Um porta-voz da Rheinmetall, Oliver Hoffman, não quis comentar.
“As medidas necessárias são sempre tomadas em consulta regular com as autoridades de segurança”, disse Hoffman.
Membros da Otan procuram reforçar compartilhamento de informações
A campanha de sabotagem da Rússia tem sido um importante ponto de discussão entre os responsáveis da Otan reunidos em Washington para a cúpula do 75º aniversário do bloco. A Otan tem procurado melhorar o compartilhamento de informações em toda a aliança para que as nações sejam capazes de ligar os pontos entre o que poderiam parecer atividades criminosas díspares, exclusivas do seu próprio país.
Mas a campanha – e em particular a vontade da Rússia de tomar medidas letais contra cidadãos europeus em solo estrangeiro – levantou questões difíceis sobre como a aliança deveria responder. Em teoria, nos termos do Artigo 5.º, um ataque armado a um Estado membro da Otan é um ataque a todos.
A campanha de sabotagem da Rússia tem, por vezes, parecido uma abordagem executada por amadores. Alguns dos crimes ligados à campanha não tiveram ligações óbvias com o conflito na Ucrânia; O primeiro-ministro polaco, Donald Tusk, sugeriu publicamente que um incêndio numa IKEA na Lituânia poderia ter sido obra da Rússia, por exemplo. Na Polônia, um homem ucraniano foi recrutado através do Telegram por um manipulador russo que nunca conheceu pessoalmente e recebeu apenas 7 dólares para espalhar pichações anti-guerra. Mais tarde, foi-lhe pedido que instalasse câmaras de vigilância e incendiasse a vedação de uma empresa de transportes de propriedade ucraniana.
Alguns analistas referiram-se ao esforço como uma campanha “híbrida”, que utiliza ferramentas não militares como propaganda, engano e sabotagem. Mas as autoridades dos EUA e da Europa estão gradualmente se endurecendo contra definir dessa forma os esforços de sabotagem da Rússia.
“Rejeito fundamentalmente a ideia de que o que estamos vendo é uma campanha híbrida da Rússia. Existem elementos híbridos disso.
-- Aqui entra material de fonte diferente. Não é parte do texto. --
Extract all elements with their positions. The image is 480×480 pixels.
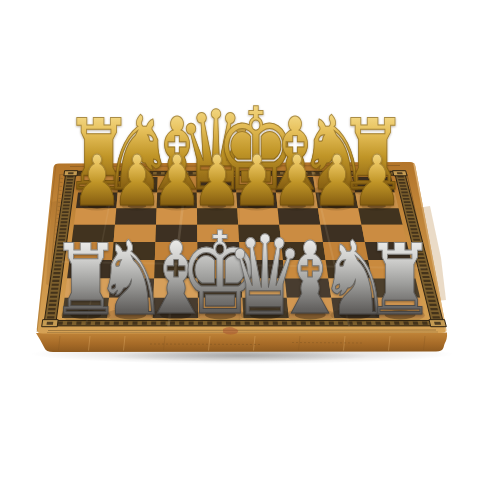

Quando penso em ‘híbrido’, penso em… desfigurar monumentos”, disse o alto funcionário da Otan. “Coisas que atendem à definição tradicional de ‘abaixo do limiar do conflito armado’”.
Como a Rússia está recrutando agentes para cometer incêndios criminosos e planejar assassinatos – ação letal – “não estou tão confiante de que todos eles se encaixem neste limiar que ‘híbrido’ implica”, disse o responsável.
Não ficou claro se a inteligência relacionada com Rheinmetall sugeria que a Rússia pretendia matar Papperger diretamente ou contratar um local.
Outros esforços russos foram muito mais sérios do que espalhar um pequeno grafite ou vandalizar o carro de um diplomata: as bases militares dos EUA em toda a Europa foram colocadas em estado de alerta elevado na semana passada, pela primeira vez em uma década, depois de os EUA terem recebido informações de inteligência de que atores apoiados pela Rússia estavam considerando realizar ataques de sabotagem contra militares e instalações dos EUA.
Em abril, dois cidadãos germano-russos foram detidos por supostamente planejarem ataques com bombardeios contra alvos, incluindo instalações militares dos EUA, em nome da Rússia.
Em março, em Londres, vários homens foram acusados de trabalhar com os serviços de inteligência russos para incendiar um armazém ligado à Ucrânia. A Polônia está investigando se um ataque incendiário que destruiu o maior centro comercial de Varsóvia em maio estava ligado à Rússia e prendeu nove pessoas em conexão com atos de sabotagem ligados à Rússia, disse o primeiro-ministro em maio.
E as autoridades francesas detiveram no mês passado um homem russo-ucraniano suspeito de estar construindo bombas como parte de uma campanha de sabotagem orquestrada por Moscou.
“Eles estão fazendo isso agora porque acreditam que, como há uma série de eleições acontecendo em todo o Ocidente, esta é uma excelente oportunidade para tentar minar o apoio público à Ucrânia”, disse o alto funcionário da Otan.
O responsável também disse que a Rússia vê uma janela de oportunidade antes que armas e munições adicionais prometidas pelo Ocidente cheguem ao campo de batalha na Ucrânia.
Para a Rússia, este “é um momento nobre para atingir o Ocidente neste tipo de operação para tentar minar o apoio e impedir o fluxo de armas para lá”.